Photo by Resul Mentes 🇹🇷 / Unsplash

I spent last Friday hiking a snowy mountain in Vermont, hoping to summit and ski the backcountry.

The climb was rough.

Trudging through thigh-deep snow, gasping for the fleeting altitude air, and taking breaks every 5 minutes after what felt like 30 minutes of climbing.

For me, the most memorable part of a hike is summiting the mountain and admiring the vastness of Earth. But as I trekked further that day, I thought there wouldn't be a view today.

It was a complete whiteout.

Actual photo from the day

The peak was close, and my hope of a view was dwindling.

I kept pushing forward.

And then, there it was.

Shimmering undercast clouds.

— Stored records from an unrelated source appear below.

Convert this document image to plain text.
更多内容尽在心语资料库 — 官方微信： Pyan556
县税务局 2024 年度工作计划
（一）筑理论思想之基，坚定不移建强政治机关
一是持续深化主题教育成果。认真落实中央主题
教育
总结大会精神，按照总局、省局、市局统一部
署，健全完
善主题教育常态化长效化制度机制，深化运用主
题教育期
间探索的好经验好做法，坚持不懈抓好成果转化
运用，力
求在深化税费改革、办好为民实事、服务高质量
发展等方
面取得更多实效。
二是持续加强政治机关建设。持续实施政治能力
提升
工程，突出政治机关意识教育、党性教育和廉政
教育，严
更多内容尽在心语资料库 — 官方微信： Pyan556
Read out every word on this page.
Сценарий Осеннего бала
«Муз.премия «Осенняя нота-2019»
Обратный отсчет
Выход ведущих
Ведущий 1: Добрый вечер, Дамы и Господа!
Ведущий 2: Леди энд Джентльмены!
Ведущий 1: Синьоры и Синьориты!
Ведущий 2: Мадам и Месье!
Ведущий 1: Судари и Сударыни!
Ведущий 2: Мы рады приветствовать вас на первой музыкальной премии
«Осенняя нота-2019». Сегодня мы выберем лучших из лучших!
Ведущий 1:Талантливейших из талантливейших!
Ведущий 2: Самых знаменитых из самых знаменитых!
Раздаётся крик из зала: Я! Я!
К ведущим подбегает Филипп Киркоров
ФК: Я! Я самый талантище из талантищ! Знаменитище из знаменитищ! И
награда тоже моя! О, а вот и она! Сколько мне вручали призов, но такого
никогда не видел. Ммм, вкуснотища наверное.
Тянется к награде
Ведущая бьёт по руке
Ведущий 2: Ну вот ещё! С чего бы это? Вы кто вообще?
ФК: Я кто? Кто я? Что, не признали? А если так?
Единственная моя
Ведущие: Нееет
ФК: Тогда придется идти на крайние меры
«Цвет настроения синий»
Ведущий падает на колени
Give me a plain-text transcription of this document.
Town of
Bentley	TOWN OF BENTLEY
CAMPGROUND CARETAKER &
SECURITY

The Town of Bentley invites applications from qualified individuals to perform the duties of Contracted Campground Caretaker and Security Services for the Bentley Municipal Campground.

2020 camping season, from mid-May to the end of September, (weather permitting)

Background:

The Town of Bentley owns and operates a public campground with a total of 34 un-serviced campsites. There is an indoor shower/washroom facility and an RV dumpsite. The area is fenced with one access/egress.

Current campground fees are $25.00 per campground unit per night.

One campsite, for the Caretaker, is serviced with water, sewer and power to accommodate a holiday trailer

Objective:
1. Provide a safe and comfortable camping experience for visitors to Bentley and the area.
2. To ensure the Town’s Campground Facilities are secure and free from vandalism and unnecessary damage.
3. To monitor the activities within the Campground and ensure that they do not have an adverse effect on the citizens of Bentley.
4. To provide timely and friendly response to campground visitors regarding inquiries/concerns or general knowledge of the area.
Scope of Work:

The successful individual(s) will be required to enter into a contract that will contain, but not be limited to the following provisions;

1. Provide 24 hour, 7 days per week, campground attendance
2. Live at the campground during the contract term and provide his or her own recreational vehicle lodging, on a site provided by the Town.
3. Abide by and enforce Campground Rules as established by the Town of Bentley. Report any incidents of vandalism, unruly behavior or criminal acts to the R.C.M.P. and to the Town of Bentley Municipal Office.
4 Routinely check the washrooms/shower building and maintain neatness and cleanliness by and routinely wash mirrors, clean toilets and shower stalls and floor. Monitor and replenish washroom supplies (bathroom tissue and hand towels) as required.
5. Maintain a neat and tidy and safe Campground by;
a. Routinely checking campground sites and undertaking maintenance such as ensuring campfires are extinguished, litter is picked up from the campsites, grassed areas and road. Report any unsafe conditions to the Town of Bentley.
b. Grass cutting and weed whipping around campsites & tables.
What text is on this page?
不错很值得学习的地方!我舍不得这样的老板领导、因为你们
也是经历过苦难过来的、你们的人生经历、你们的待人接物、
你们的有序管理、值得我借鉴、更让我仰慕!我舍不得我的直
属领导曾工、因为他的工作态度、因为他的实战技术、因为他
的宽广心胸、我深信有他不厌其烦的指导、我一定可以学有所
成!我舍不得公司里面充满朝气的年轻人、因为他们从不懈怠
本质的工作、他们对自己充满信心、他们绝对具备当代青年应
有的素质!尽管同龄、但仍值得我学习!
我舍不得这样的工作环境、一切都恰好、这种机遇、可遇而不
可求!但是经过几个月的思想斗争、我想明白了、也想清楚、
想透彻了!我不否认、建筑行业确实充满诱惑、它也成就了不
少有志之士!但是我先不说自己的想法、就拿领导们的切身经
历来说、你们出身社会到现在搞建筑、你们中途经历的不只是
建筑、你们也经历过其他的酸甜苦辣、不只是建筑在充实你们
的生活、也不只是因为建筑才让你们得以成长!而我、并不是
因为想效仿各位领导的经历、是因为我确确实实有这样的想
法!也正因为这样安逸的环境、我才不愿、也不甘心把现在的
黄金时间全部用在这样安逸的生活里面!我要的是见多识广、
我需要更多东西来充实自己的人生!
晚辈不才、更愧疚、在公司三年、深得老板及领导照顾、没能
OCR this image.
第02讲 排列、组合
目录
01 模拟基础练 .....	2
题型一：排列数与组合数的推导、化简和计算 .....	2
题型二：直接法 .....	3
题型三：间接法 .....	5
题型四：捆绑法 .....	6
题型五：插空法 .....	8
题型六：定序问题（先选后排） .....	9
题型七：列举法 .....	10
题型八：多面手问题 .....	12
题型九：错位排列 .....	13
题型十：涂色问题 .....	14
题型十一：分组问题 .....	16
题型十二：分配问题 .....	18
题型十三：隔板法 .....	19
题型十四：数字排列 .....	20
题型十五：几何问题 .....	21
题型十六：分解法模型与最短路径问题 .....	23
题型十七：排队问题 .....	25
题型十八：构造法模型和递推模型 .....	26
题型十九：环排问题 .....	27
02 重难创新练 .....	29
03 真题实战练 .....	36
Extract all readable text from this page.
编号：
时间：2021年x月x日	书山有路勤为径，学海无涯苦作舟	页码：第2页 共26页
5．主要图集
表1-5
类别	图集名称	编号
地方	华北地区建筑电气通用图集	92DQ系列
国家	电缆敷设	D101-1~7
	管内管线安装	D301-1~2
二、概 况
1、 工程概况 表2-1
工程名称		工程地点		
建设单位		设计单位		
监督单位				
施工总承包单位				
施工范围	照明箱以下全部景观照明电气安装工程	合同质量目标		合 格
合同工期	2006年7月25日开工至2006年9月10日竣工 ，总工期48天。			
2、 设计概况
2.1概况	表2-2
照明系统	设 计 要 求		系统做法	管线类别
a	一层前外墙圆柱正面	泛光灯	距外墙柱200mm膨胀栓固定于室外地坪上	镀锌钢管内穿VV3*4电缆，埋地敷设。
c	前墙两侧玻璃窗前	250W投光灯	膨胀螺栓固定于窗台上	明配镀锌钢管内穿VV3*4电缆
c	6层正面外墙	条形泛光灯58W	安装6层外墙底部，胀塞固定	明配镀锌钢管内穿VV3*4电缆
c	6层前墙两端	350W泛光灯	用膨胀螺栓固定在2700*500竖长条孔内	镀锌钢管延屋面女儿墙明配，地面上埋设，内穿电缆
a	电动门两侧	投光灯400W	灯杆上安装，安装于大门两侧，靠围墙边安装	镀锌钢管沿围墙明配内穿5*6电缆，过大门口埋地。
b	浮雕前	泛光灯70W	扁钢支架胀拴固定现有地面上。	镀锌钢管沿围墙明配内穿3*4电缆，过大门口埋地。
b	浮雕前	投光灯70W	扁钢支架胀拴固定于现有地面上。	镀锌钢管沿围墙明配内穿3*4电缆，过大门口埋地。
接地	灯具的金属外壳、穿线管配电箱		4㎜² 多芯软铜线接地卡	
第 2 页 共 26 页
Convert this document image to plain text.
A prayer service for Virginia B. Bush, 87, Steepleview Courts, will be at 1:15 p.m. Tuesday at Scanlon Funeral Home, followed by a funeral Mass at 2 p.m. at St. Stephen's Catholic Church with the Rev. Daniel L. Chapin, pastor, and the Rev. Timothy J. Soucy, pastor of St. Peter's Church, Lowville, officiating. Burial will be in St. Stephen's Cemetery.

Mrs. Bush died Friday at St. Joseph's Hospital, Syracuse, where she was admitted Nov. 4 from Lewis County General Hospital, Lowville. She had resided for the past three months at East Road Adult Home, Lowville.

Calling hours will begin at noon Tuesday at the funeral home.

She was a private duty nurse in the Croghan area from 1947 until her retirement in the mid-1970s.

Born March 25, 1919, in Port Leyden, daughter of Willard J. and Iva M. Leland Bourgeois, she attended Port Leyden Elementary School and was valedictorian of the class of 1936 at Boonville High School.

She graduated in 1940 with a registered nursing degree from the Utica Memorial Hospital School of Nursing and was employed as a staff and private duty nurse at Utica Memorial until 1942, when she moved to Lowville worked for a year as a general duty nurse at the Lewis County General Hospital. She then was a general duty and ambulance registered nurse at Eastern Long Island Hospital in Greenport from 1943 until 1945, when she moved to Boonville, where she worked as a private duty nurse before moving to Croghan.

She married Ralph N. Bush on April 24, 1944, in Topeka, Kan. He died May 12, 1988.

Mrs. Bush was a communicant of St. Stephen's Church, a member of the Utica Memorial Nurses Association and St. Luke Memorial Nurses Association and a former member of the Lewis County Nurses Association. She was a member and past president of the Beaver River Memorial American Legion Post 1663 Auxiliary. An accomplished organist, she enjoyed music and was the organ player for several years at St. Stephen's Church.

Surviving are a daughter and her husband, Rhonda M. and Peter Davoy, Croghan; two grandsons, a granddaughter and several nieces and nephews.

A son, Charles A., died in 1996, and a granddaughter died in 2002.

Sun shining brightly on the pale blue sky. Quiet, windless air flowing.

A view that pauses reality.

Life is like my winter expedition.

You can trudge through snow for years without having a payoff (or knowing if one exists).

But you have to keep going. When others would trek back down, letting doubts overshadow their excitement.

That's how you achieve anything remarkable.

Delaying the summit view made its appearance unparalleled. There'd be no reward if that view was present during the climb.

The persistent, absorbing view would diminish all my doubts and moments of struggle.

Anyone can climb a mountain in nice weather, on a cloudless day, with the certainty of a breathtaking summit.

But you cannot wait for perfect weather.

If you hold off until the right day, you'll be waiting forever.

Since summit views are weather dependent, they are uncontrollable. Lucky glimpses into the best of nature.

Regardless of the view, you have to act on confidence that the journey will be worth it.

If you enjoy the climb, you'll always be satisfied.

Finishing a hike to a view is great. But cloudy or not, you still made it to the peak.

The view is only the sparkle in the night sky, not the stars that make it possible.